Atmosphere is currently, arguably, the most in development CFW for the Switch. There are others, notably ReiNX and SX OS, however Atmosphere is usually recommended. The reasons for this are violently debated across the Switch scene. Lots of users prefer SX OS because it's easier and supports piracy out-of-the-box, but SX steals most of their code from Atmos, and then makes you pay for it (Atmos is free, so this is a crappy practice). Others prefer ReiNX for similar reasons, mostly including piracy, but it copies Atmos code and claims it doesn't, and then takes six weeks to directly copy Atmos' latest patches and fixes (additionally, see this and this).

Regardless, Atmos does support the addition of sigpatches, which is what enables installing unsigned packages to the home menu (and piracy), but requires additional configuration to make it work. So, in essence, there's no real reason to use anything but Atmos. Also, Atmos has implemented emuNAND/emuMMC functionality, which makes using CFW on the Switch much safer. For additional support with emuMMC/Atmosphere setup, see the Nintendo Homebrew discord.

At the moment, we speculate that using CFW functions on an emuNAND/emuMMC is safe, if you use 90dns or never connect to the Internet on your emuMMC. 90dns is a utility that blocks connections to Nintendo servers, which allows you to use your console without the console sending telemetry to Nintendo.

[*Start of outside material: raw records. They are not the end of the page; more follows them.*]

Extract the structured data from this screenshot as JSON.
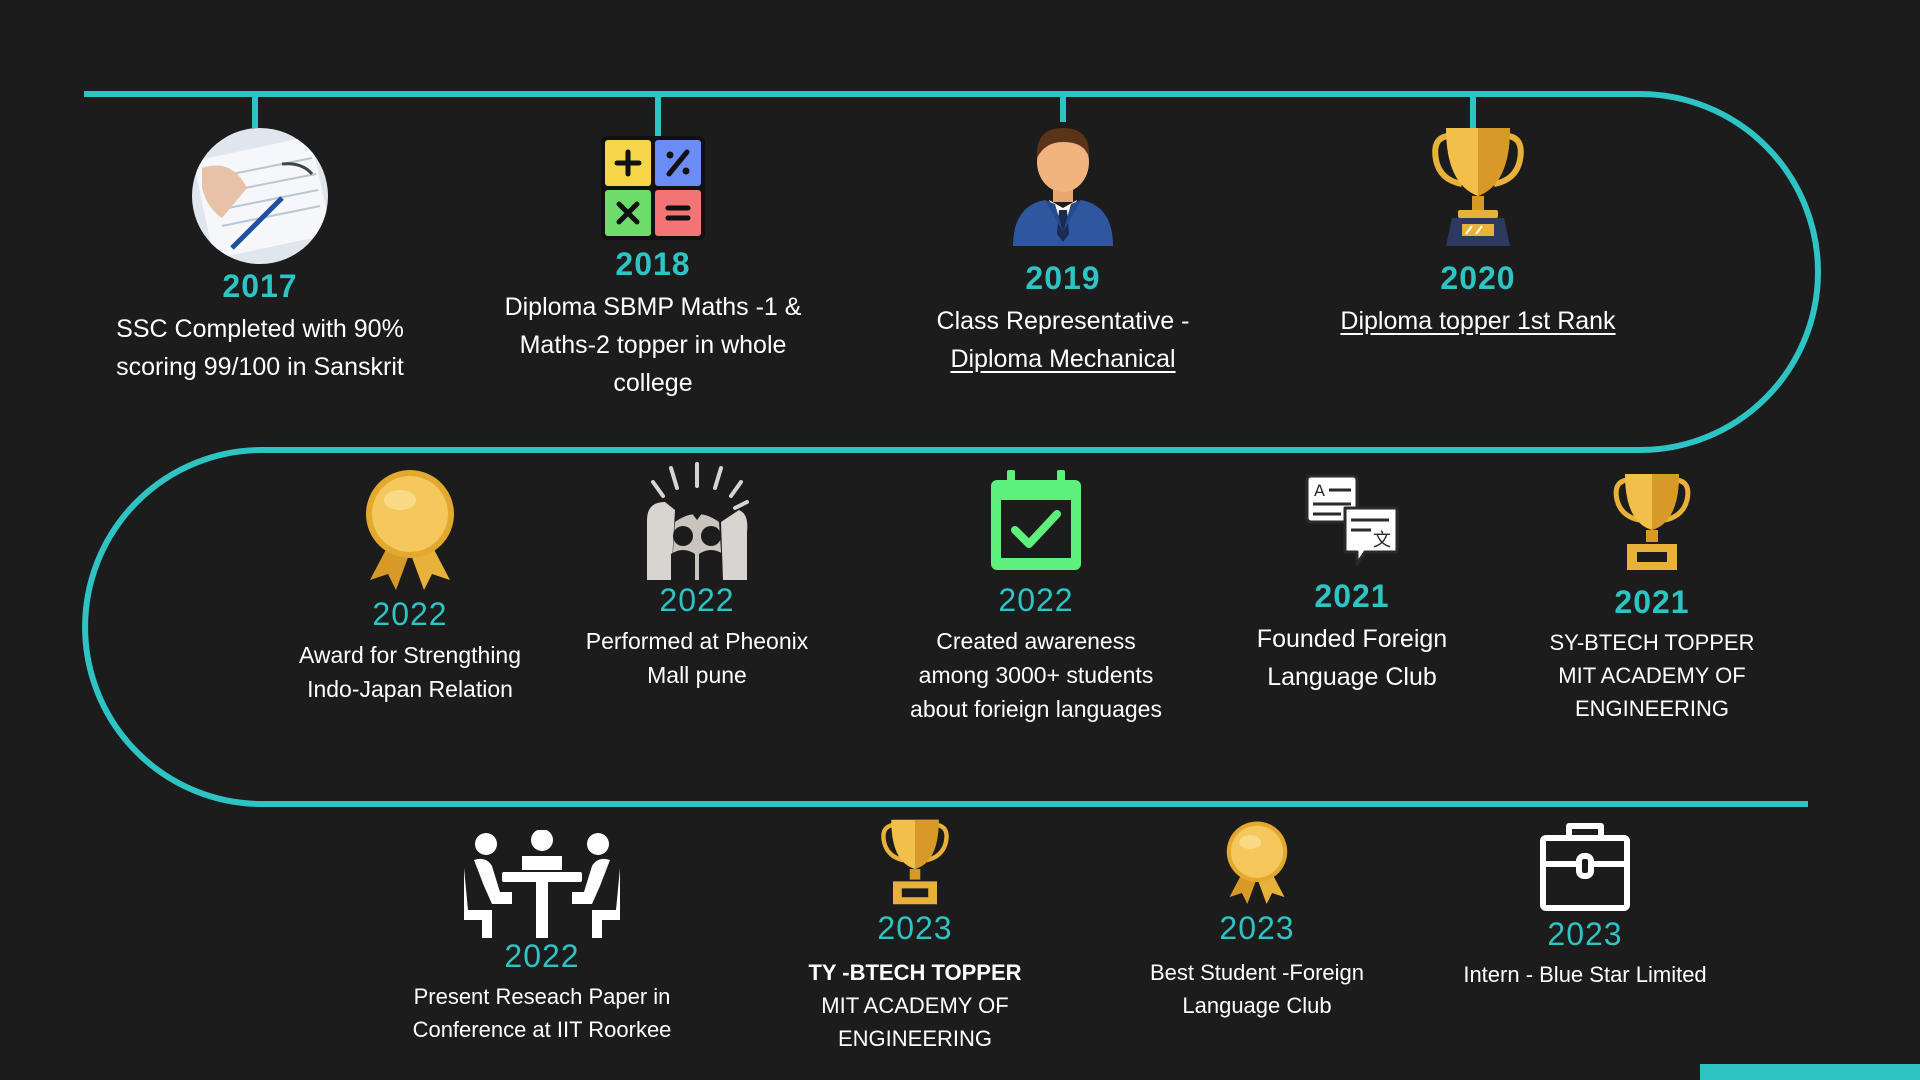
{
  "theme": {
    "accent": "#2ec4c4",
    "background": "#1c1c1c",
    "text": "#ffffff"
  },
  "milestones": [
    {
      "year": "2017",
      "lines": [
        "SSC Completed with 90%",
        "scoring 99/100 in Sanskrit"
      ],
      "icon": "study-photo-icon"
    },
    {
      "year": "2018",
      "lines": [
        "Diploma SBMP Maths -1 &",
        "Maths-2  topper in whole",
        "college"
      ],
      "icon": "calculator-icon"
    },
    {
      "year": "2019",
      "lines": [
        "Class Representative  -",
        "Diploma Mechanical"
      ],
      "icon": "businessman-icon"
    },
    {
      "year": "2020",
      "lines": [
        "Diploma topper 1st Rank "
      ],
      "icon": "trophy-icon"
    },
    {
      "year": "2022",
      "lines": [
        "Award for Strengthing",
        "Indo-Japan Relation"
      ],
      "icon": "medal-icon"
    },
    {
      "year": "2022",
      "lines": [
        "Performed at Pheonix",
        "Mall pune"
      ],
      "icon": "performance-crowd-icon"
    },
    {
      "year": "2022",
      "lines": [
        "Created awareness",
        "among 3000+ students",
        "about forieign languages"
      ],
      "icon": "calendar-check-icon"
    },
    {
      "year": "2021",
      "lines": [
        "Founded Foreign",
        "Language Club"
      ],
      "icon": "translation-icon"
    },
    {
      "year": "2021",
      "lines": [
        "SY-BTECH TOPPER",
        "MIT ACADEMY OF",
        "ENGINEERING"
      ],
      "icon": "trophy-icon"
    },
    {
      "year": "2022",
      "lines": [
        "Present Reseach Paper in",
        "Conference at IIT Roorkee"
      ],
      "icon": "meeting-icon"
    },
    {
      "year": "2023",
      "lines": [
        "TY -BTECH TOPPER",
        "MIT ACADEMY OF",
        "ENGINEERING"
      ],
      "icon": "trophy-icon"
    },
    {
      "year": "2023",
      "lines": [
        "Best Student -Foreign",
        "Language Club"
      ],
      "icon": "medal-icon"
    },
    {
      "year": "2023",
      "lines": [
        "Intern - Blue Star Limited"
      ],
      "icon": "briefcase-icon"
    }
  ]
}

Additionally, we speculate that using low-impact functions on sysNAND, such as running the homebrew launcher through the album, is safe. However, your experience may vary. If you need additional advice about the information here, see the Nintendo Homebrew discord.

The problem with CFW is that the Switch has an awful lot of telemetry and logging, which it sends back to Nintendo, and Nintendo seems to have implemented an awful lot of systems set up to track hacked consoles. While in CFW, you should use airplane mode/90DNS to redirect the sending of these logs, but that's not a guaranteed solution, as the console may store some logs and send them the next time it is able. Atmosphere has gone to efforts to redirect and disable the logging modules, but nobody is quite sure if that's effective, and we don't know how much gets through as we have no way to monitor it. The safer option at this time is using an emuNAND/emuMMC, which functions like a "second Switch" inside your Switch.

An emuNAND/emuMMC is sort of like a "second Switch" inside your Switch, which lives on your SD card and runs only when you tell it to (by using Hekate to load it). As long as you keep your emuNAND/emuMMC offline (or use 90dns on it), Nintendo will never know you are using one, because no information gets sent to them.

This means that you can safely use hacks on your emuNAND/emuMMC (so long as you keep it offline), and use your sysNAND for online play or normal usage. By doing this, you can get the best of both worlds: hacks on your emuNAND, and online play on your sysNAND, without having to buy two Switches for it.

In the future, a software exploit called Déjà Vu should be released, which will enable some form of hacks on consoles on software versions 7.0.1 and below. At this time, we believe newer "red box" Mariko Switches are unhackable, along with Switch Lites. We'll have to wait and see what happens next.